If anything this reduction of leverage ratio will also result in a stiffer overall damping (if you were to take your shocks off your axys). This alone could make for a bad ride (or again, good, depending who you are!~)
Going to go off on a tangent here for a second, hang with me.
In the mountain bike world everything works in trends. Coil is cool. Then air. Now back to coil. Low bars were all the rage. Then tall bars. Wide bars, then narrow. Small wheels. Then Big. Etc etc.
A french racer was known to whoop *** on a bike with 2/3s the travel as the other pros of the time. Then long travel trophy truck suspension was the rage.
What really drove these trends were the riders piloting the bikes. (whoever was winning MUST have the right setup eh?)
Truth is, the suspension package had to fit the rider (and often talent mattered more than technology). The tracks didn't change (relatively speaking) yet there were so many configurations out there, even within the same frameset, it was crazy!

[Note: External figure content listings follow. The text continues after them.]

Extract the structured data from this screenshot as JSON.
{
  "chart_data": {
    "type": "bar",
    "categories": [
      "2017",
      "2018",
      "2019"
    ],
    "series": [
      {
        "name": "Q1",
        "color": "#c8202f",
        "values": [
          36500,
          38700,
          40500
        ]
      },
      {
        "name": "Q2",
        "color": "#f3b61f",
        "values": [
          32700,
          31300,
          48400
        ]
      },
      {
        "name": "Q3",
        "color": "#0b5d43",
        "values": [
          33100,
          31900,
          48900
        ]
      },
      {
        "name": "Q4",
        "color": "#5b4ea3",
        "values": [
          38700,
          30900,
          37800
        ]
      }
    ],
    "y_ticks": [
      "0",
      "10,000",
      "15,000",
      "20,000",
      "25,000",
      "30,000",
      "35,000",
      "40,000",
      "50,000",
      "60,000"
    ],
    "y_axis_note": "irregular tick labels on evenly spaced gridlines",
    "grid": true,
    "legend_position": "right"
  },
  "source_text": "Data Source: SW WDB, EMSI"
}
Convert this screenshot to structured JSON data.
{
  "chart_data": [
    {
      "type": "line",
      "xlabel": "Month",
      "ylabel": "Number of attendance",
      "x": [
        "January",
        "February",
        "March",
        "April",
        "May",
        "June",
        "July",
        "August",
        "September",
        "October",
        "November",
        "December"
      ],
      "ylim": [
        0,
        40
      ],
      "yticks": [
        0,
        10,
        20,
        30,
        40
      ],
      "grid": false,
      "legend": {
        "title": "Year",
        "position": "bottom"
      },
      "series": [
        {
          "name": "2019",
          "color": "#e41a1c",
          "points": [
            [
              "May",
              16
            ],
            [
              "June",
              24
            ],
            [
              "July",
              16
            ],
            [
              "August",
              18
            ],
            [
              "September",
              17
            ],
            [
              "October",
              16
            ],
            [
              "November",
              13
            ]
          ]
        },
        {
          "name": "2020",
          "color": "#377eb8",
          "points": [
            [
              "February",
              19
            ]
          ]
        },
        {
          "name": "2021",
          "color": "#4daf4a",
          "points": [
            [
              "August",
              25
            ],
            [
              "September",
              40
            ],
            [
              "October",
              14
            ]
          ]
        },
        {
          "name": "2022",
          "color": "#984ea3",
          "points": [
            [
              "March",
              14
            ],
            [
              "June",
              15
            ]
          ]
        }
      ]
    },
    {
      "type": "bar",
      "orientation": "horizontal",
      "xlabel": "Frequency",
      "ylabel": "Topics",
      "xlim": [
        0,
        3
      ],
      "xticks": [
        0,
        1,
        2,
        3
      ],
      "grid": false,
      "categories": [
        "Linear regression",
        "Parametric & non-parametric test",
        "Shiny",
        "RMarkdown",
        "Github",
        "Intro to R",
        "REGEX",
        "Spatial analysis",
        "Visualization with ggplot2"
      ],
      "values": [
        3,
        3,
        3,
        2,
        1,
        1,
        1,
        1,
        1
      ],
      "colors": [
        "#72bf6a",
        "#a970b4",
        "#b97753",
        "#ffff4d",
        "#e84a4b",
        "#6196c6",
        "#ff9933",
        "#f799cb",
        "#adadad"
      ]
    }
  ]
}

My point is, I'd wager Polaris set this up to be as vanilla as possible. To work for the most riders out there with minimal monkeying. That said, I could see 10% less travel with a stiffer spring rate maybe being better for me than softer and all the travel. Maybe not. But again, there is probably more wiggle room than we pretend. Taste. Riding style. Conditions.
In your example above, maybe he would have gotten bucked. Maybe not. Like I implied above, less travel with a firmer rate could skip over that just like more travel and a softer rate.
Don't forget the big variable in suspension is the medium it is suspending the rider against. Snow. Snow is often a damper all in its own regard. Sometime we have a lot of it, sometimes none. But this alone shows how dynamic of an environment our machines operate in!